My aim in this discussion was to simplify matters, and explain that the Universe, meaning Everything, could not be improbable because Everything certainly is. But as the discussion proceeded — from the notion of Everything, to things being causes that include the 'actual' and 'not-actual', and ending on Ultimate Reality being not only the set of actual things — I noticed how Graham seemed to be a third-party in the discussion, making the Stanford Encyclopedia of Philosophy the discutant. So I tried to goad Graham a bit to tell his own view of things. It was at that point, Graham had to bring the discussion to a close for reasons of his own. A shame, as it was just beginning to scratch the surface.
I think the main stumbling block was getting bogged-down into defining 'things' as actual or not-actual. As far as I'm concerned, a thing is something finite. End of story.
Graham definitely had a blockage about logical truths vs. logical falsehoods. This notion far supersedes in sheer philosophical power the notion of actual things vs. imaginary things. It was very much like Graham would make some absolute statement, based on his thinking and not sense-data, then regard it as an eternally uncertain piece of speculation.

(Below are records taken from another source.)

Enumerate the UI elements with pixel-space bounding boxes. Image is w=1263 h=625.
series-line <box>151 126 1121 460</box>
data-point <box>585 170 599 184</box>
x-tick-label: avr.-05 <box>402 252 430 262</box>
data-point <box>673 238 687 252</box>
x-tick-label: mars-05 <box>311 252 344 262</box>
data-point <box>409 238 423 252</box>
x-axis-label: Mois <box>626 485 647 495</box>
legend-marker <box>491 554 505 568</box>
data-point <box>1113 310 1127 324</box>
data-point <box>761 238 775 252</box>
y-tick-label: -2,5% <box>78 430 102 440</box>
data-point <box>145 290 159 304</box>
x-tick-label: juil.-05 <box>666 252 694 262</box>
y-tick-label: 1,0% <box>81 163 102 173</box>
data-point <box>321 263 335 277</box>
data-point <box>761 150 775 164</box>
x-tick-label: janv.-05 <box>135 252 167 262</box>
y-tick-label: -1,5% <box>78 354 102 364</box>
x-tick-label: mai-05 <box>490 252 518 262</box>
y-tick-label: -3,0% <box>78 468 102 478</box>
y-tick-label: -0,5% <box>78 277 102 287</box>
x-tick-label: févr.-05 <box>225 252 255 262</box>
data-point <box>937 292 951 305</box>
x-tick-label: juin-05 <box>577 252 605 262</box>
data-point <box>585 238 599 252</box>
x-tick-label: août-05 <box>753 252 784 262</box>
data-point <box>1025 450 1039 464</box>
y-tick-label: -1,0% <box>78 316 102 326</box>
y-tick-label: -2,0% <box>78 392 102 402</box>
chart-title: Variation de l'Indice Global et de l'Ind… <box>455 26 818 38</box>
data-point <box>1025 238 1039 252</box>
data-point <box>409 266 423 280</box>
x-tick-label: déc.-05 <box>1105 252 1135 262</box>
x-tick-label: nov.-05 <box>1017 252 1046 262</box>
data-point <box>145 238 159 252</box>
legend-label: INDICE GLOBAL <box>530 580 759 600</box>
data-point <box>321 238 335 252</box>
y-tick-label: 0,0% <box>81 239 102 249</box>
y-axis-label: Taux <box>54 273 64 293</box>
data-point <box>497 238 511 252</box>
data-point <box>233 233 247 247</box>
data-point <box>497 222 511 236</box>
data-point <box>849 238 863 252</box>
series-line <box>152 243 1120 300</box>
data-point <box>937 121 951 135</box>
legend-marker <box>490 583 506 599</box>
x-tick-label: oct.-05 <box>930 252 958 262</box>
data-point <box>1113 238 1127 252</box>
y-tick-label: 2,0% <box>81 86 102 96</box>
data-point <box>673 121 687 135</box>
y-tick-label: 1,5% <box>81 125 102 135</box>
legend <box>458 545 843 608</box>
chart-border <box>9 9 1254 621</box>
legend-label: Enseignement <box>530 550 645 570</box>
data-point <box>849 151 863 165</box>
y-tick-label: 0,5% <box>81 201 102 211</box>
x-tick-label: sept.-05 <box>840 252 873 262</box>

Any thinker worth his salt should immediately see that there is no ultimate difference between actuality and imagination, since all things occur in consciousness (A=A). From that purely logical experience, it is easy to conclude that things are finite, and Everything is not a finite thing, and therefore, the Universe cannot be an event or tuneable thing, let alone product of a creator God. But getting there is a matter of courage more than anything.
This discussion is presented as letters, although it occurred by email. I'm aiming to create the mood of a Victorian correspondence, when letter-writing was the careful fruit of much premeditation.